On the other hand, even though it is destructive, the ice is quite beautiful. The pictures here were taken in my parents' back, front, and back yard. Rather magical looking wouldn't you say?
Many of my favorite carols were first poems written by English poets, now set to music. As I've mentioned before, Christina Rossetti is a favorite of mine and many others, but perhaps the work of a lesser known poet (at least to the general public), is that of 17th century genius Robert Herrick. Best known for his carpe diem poetry, he also wrote this beautiful carol that was first presented to the king.
My favorite setting of it is John Rutter's, maybe because I've had the privilege of playing under his baton a number of times, but I think more because of the peace that overcomes me when I hear the music and contemplate the impact of the gift of salvation that is implicit in the birth of Christ. For me, there truly is no sweeter music we can bring than a carol celebrating our Savior's birth.
Sunday, December 07, 2008
The concert took place in Boston's Symphony Hall, one of the finest concert halls in the world. It was, as you might expect, wonderful. This was the full Messiah, all 2 hours and 45 minutes of it. Truly inspiring. The soloists were quite good. We liked the men especially. The conductor, a guest from England, was beyond interesting to watch. He literally shaped the sound we heard, using every part of his body to do so. It was a riveting performance in every way.
Photos from the Handel and Haydn Society's website
Friday, December 05, 2008
Earlier today I had a message from a classmate in 8th grade. He is now a pastor in Wales, of all places. And even earlier a student who graduated 10 years ago came back to give a chapel talk to the students. In the 10 years since he graduated, he's made and lost millions, but just recently found his focus and is now a lay pastor for an area church. Such fun to see the current students learning from graduates!
The student from Michigan was in the very first American Literature class I ever taught 30 years ago. His family built boats (still does). Three years ago, he and his own family went to Peru to build a unique boat, a floating church for a congregation that lives on the Floating Islands of Lake Titicaca. Coincidentally, I took our senior class that year on a mission trip to the same region in Peru and we saw the church that this "boy" helped build. We literally missed each other by days. Another student in that first class was along on the trip as a doctor. I would love to have seen them, but it was quite satisfying seeing their work and hearing the excitement of the people as they talked about their new place of worship.

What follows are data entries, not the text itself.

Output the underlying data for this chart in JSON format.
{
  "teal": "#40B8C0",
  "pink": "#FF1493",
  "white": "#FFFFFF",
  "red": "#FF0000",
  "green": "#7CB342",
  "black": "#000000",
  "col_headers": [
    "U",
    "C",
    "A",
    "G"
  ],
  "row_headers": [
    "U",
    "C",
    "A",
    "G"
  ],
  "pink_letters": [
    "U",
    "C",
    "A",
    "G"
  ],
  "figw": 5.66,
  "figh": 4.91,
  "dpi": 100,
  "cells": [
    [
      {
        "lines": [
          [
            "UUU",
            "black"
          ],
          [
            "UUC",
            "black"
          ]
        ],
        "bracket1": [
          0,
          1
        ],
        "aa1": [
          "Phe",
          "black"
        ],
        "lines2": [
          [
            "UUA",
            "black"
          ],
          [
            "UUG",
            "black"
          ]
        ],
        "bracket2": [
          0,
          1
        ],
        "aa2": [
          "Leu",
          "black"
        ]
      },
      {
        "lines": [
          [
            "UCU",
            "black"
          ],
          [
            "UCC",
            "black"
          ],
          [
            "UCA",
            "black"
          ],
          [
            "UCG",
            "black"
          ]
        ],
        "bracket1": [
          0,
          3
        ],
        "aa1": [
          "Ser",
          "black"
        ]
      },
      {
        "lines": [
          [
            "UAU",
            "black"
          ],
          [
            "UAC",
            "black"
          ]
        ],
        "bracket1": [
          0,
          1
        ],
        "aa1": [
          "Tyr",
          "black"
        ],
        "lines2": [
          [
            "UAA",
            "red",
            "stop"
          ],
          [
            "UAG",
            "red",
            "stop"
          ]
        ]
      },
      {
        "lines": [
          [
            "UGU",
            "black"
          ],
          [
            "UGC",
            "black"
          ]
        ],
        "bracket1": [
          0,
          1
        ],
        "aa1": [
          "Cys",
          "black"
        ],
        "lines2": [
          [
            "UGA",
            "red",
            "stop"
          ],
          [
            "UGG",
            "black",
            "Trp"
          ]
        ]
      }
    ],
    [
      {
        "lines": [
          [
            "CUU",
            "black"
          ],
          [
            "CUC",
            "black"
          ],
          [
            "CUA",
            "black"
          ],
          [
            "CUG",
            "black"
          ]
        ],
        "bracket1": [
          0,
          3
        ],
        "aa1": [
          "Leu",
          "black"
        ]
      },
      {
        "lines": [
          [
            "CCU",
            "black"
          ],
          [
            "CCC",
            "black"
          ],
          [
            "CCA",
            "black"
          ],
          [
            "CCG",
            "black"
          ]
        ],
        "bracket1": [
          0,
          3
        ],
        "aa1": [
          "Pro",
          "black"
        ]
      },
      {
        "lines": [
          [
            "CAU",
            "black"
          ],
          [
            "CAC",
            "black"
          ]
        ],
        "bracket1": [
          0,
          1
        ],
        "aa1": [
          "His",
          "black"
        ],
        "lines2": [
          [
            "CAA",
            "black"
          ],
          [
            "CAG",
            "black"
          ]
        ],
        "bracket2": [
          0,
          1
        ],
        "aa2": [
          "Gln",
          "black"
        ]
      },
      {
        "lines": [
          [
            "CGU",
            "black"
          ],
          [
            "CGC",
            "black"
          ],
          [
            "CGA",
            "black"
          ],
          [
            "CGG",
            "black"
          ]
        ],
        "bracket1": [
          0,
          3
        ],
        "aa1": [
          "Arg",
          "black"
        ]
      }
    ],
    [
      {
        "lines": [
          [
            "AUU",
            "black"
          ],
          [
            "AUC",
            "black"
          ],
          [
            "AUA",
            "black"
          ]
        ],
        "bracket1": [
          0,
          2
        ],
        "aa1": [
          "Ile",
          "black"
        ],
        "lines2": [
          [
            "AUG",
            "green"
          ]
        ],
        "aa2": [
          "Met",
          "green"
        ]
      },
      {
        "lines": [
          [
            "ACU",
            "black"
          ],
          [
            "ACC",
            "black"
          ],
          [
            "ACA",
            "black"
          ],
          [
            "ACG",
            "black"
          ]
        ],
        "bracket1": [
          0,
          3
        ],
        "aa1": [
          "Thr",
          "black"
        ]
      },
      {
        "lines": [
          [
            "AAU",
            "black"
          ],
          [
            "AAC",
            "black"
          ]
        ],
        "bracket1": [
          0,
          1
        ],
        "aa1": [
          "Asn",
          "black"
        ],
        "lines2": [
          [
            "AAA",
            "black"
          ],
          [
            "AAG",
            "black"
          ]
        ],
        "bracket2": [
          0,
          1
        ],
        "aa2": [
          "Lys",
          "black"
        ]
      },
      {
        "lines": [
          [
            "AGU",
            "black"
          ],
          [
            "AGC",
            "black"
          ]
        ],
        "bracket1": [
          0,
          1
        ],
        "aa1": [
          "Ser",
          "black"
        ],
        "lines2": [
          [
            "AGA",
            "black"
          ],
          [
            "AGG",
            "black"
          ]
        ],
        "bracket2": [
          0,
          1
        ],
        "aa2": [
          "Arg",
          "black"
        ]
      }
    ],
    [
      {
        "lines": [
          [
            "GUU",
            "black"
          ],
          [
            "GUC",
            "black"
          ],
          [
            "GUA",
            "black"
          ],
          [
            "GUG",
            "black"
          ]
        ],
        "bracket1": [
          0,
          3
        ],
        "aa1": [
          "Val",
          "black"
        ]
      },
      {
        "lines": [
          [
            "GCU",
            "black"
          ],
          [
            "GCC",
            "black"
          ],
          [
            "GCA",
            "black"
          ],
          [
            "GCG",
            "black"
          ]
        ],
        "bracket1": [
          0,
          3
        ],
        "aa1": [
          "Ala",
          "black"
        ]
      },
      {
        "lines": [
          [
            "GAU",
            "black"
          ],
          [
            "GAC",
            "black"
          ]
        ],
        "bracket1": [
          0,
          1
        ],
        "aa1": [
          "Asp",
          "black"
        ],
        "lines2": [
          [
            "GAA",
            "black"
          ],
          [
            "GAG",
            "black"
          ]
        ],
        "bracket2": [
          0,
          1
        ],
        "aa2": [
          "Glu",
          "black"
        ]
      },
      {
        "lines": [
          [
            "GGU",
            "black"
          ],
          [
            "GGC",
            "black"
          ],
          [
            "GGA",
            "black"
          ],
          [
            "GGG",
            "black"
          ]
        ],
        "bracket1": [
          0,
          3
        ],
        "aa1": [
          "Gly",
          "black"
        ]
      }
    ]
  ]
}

[I'll not mention, but briefly, that the internet was also re- sponsible for all but destroying my computer last weekend and it took the entire weekend to get it back (that and $145 to the guy who restored it properly...). It's a love-hate relationship I have, I guess.]
Pictures are of Lake Titicaca, Peru...taken in December 2005. These people literally live on straw islands that float in the middle of the highest navigable lake in the world. The floating church is docked for the moment, but it can float from island to island as needed, just like a boat! Pretty cool!